Source: newsthemegh.com
The Ghanaian Cedi is in worse shape than before, and the minority in parliament has predicted that its value will only get worse.
With the Cedi depreciating to GH₵15 against the US dollar, traders have started to pass on the higher expenses to customers, leading to large price increases for a variety of goods and services.
During a news briefing in Parliament on Wednesday, May 15, 2024, Minority Leader Dr. Cassiel Ato Forson highlighted the serious consequences of the Cedi’s depreciation on enterprises, especially in important commercial hubs like Okaishie, Abossey Okai, and Kejetia.
Dr. Forson took issue with the government’s management of the currency in spite of significant foreign exchange inflows from organizations such as the World Bank and the IMF.
He voiced dissatisfaction with the Vice President Alhaji Bawumia-led Economic Management Team, claiming that their actions had not stopped the Cedi’s depreciation.
Additionally, he charged that Vice President Bawumia, the leader of the New Patriotic Party, put his election campaign before of dealing with the financial problem.

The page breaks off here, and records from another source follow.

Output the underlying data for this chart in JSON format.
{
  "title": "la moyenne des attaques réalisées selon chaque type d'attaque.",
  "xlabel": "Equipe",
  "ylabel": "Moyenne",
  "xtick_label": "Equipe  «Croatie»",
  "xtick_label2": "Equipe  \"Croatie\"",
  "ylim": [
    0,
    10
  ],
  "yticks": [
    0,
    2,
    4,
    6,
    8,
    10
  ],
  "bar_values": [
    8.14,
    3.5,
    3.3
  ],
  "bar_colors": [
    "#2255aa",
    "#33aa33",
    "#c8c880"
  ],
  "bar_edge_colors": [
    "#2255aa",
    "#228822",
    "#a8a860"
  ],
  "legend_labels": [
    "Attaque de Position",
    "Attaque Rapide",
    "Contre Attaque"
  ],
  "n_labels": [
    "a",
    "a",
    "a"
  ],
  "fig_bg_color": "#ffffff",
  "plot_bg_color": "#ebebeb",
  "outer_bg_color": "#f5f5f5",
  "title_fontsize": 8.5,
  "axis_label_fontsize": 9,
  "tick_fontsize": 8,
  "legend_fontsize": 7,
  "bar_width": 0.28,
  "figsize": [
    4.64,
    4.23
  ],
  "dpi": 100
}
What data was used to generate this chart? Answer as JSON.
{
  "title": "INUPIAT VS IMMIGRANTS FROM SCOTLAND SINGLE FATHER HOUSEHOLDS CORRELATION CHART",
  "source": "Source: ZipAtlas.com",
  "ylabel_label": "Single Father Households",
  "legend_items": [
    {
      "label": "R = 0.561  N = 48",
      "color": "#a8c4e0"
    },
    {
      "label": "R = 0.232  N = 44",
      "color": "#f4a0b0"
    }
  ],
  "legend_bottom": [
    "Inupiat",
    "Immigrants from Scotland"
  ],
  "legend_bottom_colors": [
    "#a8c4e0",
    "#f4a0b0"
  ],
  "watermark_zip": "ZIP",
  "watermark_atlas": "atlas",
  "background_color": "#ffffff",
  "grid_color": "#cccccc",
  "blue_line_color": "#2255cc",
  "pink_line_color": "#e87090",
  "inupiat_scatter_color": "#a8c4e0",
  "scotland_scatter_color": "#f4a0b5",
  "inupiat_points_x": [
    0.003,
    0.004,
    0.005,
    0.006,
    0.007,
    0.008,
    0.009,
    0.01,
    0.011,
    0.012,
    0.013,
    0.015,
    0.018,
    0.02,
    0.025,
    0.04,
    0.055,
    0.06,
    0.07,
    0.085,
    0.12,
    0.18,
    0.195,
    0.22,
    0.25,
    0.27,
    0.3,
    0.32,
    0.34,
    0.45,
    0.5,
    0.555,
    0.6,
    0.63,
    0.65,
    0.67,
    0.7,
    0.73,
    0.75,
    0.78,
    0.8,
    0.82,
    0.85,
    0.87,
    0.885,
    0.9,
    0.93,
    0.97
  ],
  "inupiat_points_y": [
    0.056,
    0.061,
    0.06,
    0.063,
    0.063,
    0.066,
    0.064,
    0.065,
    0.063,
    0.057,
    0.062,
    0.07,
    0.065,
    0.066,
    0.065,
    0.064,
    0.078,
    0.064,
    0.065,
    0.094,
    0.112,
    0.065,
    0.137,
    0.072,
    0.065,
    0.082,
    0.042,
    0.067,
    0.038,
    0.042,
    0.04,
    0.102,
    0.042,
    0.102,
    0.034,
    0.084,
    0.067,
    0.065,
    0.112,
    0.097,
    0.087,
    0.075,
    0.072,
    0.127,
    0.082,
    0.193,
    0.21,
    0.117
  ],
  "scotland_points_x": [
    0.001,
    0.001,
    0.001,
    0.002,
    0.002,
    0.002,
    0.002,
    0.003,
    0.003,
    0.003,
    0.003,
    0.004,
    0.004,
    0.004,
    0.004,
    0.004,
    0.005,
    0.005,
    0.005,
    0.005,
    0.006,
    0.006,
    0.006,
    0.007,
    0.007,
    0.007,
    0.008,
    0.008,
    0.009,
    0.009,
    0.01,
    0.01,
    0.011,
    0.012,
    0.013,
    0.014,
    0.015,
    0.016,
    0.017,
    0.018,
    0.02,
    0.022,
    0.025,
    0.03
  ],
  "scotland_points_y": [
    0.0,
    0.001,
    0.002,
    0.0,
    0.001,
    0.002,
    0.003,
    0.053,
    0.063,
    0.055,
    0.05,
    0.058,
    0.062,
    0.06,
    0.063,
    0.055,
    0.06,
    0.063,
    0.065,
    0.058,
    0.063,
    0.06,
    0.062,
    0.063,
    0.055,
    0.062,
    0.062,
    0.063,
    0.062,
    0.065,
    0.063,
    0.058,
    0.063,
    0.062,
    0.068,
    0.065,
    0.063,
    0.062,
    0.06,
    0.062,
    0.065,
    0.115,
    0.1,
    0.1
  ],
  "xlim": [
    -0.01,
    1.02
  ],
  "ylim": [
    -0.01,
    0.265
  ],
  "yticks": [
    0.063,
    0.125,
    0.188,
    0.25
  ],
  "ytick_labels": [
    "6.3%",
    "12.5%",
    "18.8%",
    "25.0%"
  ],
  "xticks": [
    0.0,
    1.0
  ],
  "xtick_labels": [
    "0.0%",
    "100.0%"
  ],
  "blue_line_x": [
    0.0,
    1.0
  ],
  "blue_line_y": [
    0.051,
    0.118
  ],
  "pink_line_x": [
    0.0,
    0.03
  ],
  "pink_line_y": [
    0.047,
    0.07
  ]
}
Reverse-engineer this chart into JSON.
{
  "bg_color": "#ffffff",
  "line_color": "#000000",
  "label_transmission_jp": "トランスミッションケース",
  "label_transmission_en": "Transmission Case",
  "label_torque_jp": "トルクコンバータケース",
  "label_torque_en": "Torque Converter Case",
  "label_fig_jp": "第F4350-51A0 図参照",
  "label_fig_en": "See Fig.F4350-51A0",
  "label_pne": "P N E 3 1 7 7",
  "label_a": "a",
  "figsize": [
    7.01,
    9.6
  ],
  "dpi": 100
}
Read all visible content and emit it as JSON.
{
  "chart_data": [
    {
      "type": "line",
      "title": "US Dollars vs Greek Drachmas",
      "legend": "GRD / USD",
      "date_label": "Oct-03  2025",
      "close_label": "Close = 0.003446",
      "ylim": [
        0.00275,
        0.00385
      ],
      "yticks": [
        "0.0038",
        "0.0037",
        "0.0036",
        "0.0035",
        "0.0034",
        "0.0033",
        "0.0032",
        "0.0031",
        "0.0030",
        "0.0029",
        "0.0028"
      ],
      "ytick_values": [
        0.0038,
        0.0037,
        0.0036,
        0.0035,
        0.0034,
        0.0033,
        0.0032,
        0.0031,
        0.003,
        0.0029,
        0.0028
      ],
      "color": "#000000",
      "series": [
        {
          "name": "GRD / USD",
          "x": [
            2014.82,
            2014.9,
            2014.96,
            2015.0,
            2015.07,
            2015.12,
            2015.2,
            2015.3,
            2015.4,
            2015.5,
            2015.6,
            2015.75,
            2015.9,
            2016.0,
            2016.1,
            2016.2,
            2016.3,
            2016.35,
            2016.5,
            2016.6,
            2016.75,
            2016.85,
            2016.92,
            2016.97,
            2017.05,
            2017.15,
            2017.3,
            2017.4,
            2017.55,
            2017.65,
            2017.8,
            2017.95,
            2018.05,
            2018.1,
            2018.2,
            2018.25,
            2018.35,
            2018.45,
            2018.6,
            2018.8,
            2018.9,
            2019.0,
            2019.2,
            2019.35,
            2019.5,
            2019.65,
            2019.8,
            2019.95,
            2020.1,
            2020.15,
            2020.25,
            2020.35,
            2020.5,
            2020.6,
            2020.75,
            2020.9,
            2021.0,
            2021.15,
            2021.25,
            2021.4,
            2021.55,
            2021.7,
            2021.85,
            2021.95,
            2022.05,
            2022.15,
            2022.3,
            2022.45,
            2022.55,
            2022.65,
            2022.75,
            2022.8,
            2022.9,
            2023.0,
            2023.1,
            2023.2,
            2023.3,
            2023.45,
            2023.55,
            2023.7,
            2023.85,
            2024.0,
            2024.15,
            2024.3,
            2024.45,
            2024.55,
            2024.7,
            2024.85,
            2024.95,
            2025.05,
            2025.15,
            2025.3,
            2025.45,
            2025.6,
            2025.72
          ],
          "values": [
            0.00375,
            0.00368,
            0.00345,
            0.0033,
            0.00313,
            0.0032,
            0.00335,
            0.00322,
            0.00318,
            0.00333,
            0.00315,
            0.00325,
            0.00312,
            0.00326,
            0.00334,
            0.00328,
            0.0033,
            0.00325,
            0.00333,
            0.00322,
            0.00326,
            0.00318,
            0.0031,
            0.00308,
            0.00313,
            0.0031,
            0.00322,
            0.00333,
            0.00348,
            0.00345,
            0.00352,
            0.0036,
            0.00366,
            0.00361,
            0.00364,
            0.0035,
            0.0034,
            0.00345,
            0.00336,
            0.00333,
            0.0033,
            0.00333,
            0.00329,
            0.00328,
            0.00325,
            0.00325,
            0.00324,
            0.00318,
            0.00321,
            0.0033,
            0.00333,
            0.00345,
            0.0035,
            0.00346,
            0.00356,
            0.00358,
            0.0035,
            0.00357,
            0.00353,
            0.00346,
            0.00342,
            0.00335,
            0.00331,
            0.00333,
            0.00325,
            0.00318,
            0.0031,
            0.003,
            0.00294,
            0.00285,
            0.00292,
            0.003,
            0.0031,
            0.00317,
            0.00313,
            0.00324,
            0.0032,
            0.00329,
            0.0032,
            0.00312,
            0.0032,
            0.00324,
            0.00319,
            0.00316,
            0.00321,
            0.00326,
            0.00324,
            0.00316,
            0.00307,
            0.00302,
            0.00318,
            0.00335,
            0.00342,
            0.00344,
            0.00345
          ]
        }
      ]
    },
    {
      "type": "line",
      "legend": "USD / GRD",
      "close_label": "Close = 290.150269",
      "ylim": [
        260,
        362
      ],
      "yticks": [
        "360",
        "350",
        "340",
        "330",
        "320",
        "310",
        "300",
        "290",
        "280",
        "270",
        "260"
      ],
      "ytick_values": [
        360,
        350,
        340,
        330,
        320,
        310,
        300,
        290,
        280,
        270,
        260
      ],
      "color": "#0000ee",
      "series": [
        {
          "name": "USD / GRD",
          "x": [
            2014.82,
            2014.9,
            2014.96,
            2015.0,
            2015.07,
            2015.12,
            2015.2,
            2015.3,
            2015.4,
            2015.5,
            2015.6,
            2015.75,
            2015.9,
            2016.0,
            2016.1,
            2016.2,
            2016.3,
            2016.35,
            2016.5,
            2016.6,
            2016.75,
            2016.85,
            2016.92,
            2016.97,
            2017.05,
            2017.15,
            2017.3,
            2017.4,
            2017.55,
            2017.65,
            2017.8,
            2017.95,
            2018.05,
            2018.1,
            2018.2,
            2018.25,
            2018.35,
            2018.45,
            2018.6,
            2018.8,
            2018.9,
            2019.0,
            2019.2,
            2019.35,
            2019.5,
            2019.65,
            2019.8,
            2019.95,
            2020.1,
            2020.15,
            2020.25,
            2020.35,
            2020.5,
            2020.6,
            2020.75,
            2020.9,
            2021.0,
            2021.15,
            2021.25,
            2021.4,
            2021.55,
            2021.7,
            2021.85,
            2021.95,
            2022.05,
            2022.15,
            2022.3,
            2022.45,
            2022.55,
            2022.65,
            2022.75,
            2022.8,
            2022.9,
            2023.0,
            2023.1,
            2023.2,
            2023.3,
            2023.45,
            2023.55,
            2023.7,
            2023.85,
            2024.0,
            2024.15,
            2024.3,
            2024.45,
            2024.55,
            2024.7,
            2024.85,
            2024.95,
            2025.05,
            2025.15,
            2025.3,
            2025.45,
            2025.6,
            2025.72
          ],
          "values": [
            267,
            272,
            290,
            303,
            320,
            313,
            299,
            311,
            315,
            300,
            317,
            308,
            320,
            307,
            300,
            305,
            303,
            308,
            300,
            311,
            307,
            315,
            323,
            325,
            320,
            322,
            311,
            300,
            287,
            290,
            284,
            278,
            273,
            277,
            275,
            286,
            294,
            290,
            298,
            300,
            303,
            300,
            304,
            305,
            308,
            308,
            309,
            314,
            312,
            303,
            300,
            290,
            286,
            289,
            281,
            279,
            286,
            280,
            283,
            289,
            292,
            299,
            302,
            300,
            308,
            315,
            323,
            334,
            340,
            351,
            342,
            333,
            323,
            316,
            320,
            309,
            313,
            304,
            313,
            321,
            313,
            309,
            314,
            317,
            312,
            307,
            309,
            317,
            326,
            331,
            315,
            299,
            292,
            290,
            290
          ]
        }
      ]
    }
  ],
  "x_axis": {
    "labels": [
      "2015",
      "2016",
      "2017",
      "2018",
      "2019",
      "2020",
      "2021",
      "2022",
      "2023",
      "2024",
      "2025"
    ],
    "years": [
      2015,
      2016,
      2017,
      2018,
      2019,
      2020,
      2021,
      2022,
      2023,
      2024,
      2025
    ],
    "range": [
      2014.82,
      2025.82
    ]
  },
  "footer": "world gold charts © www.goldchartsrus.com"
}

Traders around the country are suffering greatly as a result of the Cedi’s depreciation, with many of them having to deal with growing debt.
The Food and Beverages Association of Ghana (FBAG) brought attention to the difficulty faced by importers in meeting their payment obligations due to the country’s predominant credit-based business model.
The Ghana Union Traders Association (GUTA), which shared these worries, voiced annoyance over the Cedi’s falling value and emphasized how it affects traders all around Ghana.
“The reality of the Ghanaian economy today exposes the credentials of the so-called economic wizkid who was marketed as the saviour of Ghana’s economy. Alhaji Bawumia’s credibility is now in tatters,” Dr. Forson said.
“We urge the Vice President to quit his off-beat dancing on the campaign trail and focus on the dancing Cedi,” he reiterated.